Recebemos mais um relato, dessa vez da Luciana Cominato. Publicamos com vários dias de atraso (já que o texto é sobre suas experiências do natal), mas continua sendo relevante durante todo o ano. Infelizmente, para várias pessoas trans*, muitas vezes ficamos isoladxs das companhias familiares, já que nem ao menos eles podem representar um espaço seguro para nós.
Ah,o Natal! Aquele Natal cheio de parentes, com avô, avó, tios e primos que a galera imagina só acontecia em S.Paulo na família do meu pai. Na família da minha mãe, ela era filha única e todos os irmãos dos meus avós exceto um não tinham tido filhos. Essa prima da minha mãe era filha única e também morava em S.Paulo. Então, eu lembro vagamente de um Natal lá, com 4 anos de idade e de uma viagem pra Recife pra passar o Natal lá com o irmão dele que tinha se mudado pra lá naquele ano quando eu tinha 5 anos.
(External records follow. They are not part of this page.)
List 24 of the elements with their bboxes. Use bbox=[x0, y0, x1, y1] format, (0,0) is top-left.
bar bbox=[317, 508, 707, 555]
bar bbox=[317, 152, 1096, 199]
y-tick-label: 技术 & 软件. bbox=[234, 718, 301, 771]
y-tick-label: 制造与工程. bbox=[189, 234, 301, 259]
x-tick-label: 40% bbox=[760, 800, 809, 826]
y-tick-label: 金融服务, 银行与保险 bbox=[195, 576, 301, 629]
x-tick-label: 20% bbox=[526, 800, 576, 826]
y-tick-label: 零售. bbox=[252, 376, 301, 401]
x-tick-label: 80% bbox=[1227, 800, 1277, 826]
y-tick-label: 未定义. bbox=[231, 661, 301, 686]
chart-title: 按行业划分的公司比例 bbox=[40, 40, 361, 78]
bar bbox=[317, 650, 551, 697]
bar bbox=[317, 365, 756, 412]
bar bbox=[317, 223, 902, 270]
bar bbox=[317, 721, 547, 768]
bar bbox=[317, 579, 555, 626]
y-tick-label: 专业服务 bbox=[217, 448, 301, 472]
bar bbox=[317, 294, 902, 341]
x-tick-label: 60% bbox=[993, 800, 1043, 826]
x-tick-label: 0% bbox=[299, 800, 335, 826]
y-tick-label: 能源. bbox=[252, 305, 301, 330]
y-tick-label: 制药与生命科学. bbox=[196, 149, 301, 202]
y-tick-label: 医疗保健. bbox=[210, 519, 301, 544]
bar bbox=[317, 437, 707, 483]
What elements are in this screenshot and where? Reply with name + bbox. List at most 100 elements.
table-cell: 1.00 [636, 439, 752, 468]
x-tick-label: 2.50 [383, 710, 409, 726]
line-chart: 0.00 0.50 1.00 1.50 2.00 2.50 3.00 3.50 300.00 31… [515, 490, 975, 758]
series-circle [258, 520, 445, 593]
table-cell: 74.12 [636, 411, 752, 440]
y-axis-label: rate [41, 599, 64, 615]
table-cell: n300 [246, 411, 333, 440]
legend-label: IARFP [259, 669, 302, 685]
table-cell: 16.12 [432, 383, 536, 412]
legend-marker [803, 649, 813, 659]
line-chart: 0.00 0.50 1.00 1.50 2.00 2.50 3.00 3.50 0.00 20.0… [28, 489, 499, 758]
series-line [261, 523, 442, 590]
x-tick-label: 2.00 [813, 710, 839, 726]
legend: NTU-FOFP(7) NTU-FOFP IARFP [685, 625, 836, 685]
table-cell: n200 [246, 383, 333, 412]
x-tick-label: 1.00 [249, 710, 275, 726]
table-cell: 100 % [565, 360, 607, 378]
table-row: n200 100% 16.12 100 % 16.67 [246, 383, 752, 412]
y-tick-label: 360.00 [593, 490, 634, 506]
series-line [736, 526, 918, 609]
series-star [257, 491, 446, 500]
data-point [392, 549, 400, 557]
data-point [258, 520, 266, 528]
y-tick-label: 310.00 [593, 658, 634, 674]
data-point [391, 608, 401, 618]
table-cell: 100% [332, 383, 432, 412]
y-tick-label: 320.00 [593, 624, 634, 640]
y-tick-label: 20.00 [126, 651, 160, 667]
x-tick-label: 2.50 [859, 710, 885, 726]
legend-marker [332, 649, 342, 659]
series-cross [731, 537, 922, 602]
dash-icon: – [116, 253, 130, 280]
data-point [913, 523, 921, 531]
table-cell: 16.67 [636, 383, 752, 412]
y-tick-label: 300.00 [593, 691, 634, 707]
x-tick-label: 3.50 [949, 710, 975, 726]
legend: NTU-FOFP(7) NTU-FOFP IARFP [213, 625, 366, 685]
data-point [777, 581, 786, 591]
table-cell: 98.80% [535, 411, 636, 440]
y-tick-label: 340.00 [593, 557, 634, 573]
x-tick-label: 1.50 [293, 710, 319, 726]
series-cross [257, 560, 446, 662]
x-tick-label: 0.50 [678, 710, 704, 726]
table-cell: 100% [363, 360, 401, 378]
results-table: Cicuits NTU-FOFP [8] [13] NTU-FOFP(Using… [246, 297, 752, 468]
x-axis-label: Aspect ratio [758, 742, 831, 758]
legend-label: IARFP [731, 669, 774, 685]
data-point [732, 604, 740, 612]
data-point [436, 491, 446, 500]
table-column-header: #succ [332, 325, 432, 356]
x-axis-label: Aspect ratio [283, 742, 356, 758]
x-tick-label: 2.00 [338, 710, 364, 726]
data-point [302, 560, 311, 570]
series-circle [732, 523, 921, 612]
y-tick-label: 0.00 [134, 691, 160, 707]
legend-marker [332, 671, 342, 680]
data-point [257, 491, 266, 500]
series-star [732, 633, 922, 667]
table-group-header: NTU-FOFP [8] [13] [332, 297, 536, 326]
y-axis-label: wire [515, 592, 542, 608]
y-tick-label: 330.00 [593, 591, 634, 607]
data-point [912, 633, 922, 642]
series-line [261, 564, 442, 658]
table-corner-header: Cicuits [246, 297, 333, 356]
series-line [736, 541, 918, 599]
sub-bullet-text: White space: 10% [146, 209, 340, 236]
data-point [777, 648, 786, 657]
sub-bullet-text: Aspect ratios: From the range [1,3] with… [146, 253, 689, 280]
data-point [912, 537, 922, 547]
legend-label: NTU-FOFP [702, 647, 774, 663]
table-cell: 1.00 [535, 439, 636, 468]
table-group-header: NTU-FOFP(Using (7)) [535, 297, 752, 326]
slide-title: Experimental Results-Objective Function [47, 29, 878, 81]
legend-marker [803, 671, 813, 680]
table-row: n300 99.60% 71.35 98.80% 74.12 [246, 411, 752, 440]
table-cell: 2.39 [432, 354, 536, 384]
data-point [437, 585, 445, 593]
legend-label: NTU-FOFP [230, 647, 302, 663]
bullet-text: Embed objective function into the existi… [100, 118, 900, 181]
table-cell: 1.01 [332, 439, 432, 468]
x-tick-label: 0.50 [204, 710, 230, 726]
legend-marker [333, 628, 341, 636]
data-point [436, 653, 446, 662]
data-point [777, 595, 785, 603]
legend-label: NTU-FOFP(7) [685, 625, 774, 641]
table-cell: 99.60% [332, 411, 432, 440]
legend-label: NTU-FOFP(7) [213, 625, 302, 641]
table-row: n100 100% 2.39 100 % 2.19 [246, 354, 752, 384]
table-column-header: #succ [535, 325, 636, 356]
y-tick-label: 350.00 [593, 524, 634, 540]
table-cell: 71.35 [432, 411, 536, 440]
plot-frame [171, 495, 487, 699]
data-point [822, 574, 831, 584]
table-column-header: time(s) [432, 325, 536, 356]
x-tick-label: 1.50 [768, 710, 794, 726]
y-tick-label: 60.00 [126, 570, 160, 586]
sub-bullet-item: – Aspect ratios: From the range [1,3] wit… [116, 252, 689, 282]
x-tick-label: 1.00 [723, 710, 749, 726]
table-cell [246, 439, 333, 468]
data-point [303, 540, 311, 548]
Quando eu tava com 6 anos, minha avó por parte de pai faleceu e como meu pai tinha problemas de relacionamento com o pai dele e com as irmãs por causa de dinheiro, adeus Natais em S.Paulo e viagens nas férias pra lá.
Com isso, no resto da minha infância e adolescência o Natal passou a ser apenas com meus pais ,meus irmãos, minha avó materna – meu avô materno morreu quando eu tinha 8 anos - e com os tios e tias-avós que não tinham filhos. E acabava se resumindo à eu e meus irmãos brincando com os presentes e os adultos falando do passado.
Mas esse Natal também acabou, meus pais se separaram, o dinheiro foi com ele, a ceia ficou menos farta e dos dois tios-avós que restavam, um morreu e a outra foi se isolar em Queimados e não deu o endereço nem pra minha mãe, nem pra minha avó e nem pra viúva do meu tio-avô (e que passou a passar os Natais com os parentes dela).
Mais um tempo passa e minha mãe que já tinha crises de asma e tosse forte acaba morrendo inesperadamente pra gente, porque na verdade ela já tinha algo e não queria contar nem ir no médico pra não ter que largar o cigarro. E com isso, acabaram-se os Natais na minha casa e só teve um ano que passaram os 3 irmãos e minha avó no mesmo lugar. Que por coincidência foi meu último Natal.
Minha irmã casou e mudou de cidade, minha transexualidade passou a ser conhecida pelo resto da família, todos os outros passaram a ter Natais alternativos com as famílias dos maridos e esposas e eu e minha avó ficamos sem lugares por ser trans e ela por não poder viajar sozinha e ninguém querer viajar 12 horas pra pegá-la e mais 12 horas pra trazê-la de volta.
E perdeu o sentido tentar fazer ceia de Natal só pra duas, ainda mais que só servia pra fazê-la lembrar de todo mundo que tava longe ou que já tinha morrido. Como ela foi ficando cada vez mais esquecida, teve um ano que ela passou o mês inteiro reclamando do Natal, que ninguém ligava pra ela e pegou mania de querer rabanada todo dia – e todo dia eu tinha que ir na padaria comprar uma ou duas pelo menos(e assim eu enjoei de rabanada, que eu amava quando era criança).Aproveitando que fora da época do Natal não era todo dia que tinha rabanada, fui conseguindo trocar a rabanada por pão doce até que ela deixou de cobrar rabanada.
E no ano passado ela morreu, com 94 anos, depois de 7 anos que fiquei só eu e ela. Ano passado fiquei sozinha no Natal e acho que nem senti muito porque foi um alívio não ter ninguém reclamando que foi abandonada por todo mundo. Esse ano, faltam só 2 dias pro Natal e tudo indica que vou ficar sozinha de novo, por que o único convite que surgiu eu não tenho grana pra viajar.
Pelo menos é melhor do que ir por obrigação pra casa de parentes que estão visivelmente incomodados com a sua presença, mesmo com você de camiseta, calça jeans e all star; fazendo esforço zero pra te tratar pelo nome e pelo gênero certos e ainda cobrando por que você ainda não tem um emprego, que você é doida por ir procurar um emprego vestida de mulher e outras coisas “lindas” comuns na relação entre pessoas trans* e parentes não tão receptivos.